I won’t claim the following list is 100 percent accurate, though. Although all the incidents came from stories that specifically mentioned tornado damage, it’s possible, especially in the early years, that straight line winds were sometimes to blame.
Also, additional tornadoes, or “cyclones,” could have touched down unobserved and / or unrecorded.
(Tornadoes were often inaccurately described as “cyclones” during the 1800s. While both are violent storms with powerful, rotating winds, they differ in several respects, such as size, how they’re formed and where they’re formed.)
The earliest reference I found to a tornado in this county appears in the March 15, 1907 Enterprise. According to the article, a “cyclone” ripped through the area of the Chester church and school north of Westfield (around U.S. 31 and 196th Street) on March 12, 1866.
I wasn’t able to confirm any information about that particular twister since no local newspapers are available for 1866, but the remaining tornadoes on the list were all taken from reports published at the time of the storms.

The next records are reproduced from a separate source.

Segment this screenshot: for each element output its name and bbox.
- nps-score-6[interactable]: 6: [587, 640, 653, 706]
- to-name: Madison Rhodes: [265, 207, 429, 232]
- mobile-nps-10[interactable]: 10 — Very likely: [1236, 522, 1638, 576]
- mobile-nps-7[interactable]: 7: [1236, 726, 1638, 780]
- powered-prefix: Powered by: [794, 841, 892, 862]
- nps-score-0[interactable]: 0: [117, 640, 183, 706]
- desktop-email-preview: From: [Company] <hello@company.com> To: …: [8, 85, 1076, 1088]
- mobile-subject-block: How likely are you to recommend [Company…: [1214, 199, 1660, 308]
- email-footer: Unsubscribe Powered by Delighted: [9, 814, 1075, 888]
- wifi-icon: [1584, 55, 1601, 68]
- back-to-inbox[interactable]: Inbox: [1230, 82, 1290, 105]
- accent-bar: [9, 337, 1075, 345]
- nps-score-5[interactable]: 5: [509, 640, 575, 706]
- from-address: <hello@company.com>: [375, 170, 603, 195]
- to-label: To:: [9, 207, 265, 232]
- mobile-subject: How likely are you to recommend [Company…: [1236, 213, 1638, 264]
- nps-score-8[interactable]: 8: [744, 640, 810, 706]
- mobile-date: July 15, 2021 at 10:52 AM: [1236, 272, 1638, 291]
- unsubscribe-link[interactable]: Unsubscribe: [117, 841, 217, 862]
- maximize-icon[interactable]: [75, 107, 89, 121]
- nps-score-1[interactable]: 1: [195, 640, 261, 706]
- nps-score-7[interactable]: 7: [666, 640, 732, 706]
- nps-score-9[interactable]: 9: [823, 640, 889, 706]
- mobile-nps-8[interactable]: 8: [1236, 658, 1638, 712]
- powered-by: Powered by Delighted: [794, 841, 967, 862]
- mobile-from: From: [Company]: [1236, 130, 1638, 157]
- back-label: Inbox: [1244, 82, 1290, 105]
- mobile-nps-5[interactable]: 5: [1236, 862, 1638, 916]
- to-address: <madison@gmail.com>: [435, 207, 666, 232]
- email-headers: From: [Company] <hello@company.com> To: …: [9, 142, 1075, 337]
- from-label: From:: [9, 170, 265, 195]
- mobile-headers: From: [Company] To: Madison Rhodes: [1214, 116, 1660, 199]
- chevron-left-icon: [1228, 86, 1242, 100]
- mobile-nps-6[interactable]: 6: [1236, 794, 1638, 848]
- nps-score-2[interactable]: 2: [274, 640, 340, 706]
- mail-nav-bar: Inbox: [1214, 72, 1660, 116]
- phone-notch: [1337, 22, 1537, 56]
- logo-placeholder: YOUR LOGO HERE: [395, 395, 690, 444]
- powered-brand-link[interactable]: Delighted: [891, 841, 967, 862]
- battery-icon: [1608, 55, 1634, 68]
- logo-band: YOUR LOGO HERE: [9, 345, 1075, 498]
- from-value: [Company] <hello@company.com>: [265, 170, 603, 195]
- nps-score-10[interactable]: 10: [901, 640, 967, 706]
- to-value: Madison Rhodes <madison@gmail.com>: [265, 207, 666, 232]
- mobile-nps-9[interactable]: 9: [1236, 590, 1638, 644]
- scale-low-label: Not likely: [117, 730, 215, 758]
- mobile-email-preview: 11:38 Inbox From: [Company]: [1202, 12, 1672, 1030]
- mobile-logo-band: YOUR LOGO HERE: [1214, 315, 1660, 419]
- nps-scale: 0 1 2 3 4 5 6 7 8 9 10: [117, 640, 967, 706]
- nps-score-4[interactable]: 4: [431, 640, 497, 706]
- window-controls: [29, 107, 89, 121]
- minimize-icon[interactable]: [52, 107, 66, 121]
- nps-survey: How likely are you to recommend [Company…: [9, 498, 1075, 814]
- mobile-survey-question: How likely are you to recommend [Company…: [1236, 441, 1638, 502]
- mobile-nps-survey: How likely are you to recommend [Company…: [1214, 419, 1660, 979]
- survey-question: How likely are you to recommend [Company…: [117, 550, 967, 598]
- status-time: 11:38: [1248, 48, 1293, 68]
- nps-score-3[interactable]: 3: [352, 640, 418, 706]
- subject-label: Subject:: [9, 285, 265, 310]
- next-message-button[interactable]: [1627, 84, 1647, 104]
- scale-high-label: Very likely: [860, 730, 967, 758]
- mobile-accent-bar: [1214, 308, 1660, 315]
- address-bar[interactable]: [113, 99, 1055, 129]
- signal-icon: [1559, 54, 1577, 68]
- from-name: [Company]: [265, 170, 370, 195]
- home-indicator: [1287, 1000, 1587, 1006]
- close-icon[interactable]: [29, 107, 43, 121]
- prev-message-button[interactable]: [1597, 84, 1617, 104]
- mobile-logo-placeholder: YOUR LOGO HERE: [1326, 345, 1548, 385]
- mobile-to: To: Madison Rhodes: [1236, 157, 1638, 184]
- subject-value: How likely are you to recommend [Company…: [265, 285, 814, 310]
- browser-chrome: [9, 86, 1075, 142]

In the early hours of July 16, 1875, a “perfect cyclone” passed through Fall Creek and Delaware Townships. It was actually part of several storms that came through the county between the 15th and 17th. Trees and fences were blown down, and corn, oats and wheat crops were flattened.
Additional destruction was reported in Noblesville and Chicago (the area around Little Chicago Road and State Road 38,) but it’s unclear if that was from the tornado.
Fishersburg, on the Hamilton County / Madison County line, was hit by the “worst tornado that ever visited this vicinity” on September 25, 1878. Some men who were threshing when the tornado struck sought shelter behind a wheat stack only to have it blow down, burying them. They survived, but another man who’d been laying down railroad tracks nearby was killed by a falling tree.
On the evening of June 14, 1880, a funnel cloud about one-quarter of a mile wide roared through the northern part of the county, from Adams Township to Perkinsville, and “everything in its track was literally torn to shreds.”
The south side of Cicero was nearly wiped out. Homes were flattened, roofs torn off, and barns and orchards were wrecked. The Methodist church was turned into a pile of rubble — yet the tornado spared the parsonage, about 15 feet away.
Buildings were also destroyed at Strawtown. The tornado even sucked up water and fish from White River.
Miraculously, although seventeen people were injured — some of them severely — the only deaths were farm animals.
Three years later on the evening of July 16, 1883, an “incipient cyclone” hit Noblesville, tearing off roofs, blowing down trees and damaging the Presbyterian church’s steeple.
The publisher of the Noblesville Independent, W. H. Boswell, returned from a trip to Chicago to discover the Independent’s composing room destroyed. A board had been flung through a window in the office, letting in the wind and pouring rain. Copy was blown away and 15 cases of type were scattered across the floor amidst piles of debris.
The Independent was only able to produce a newspaper that week thanks to material donated by the editor of the rival Republican Ledger.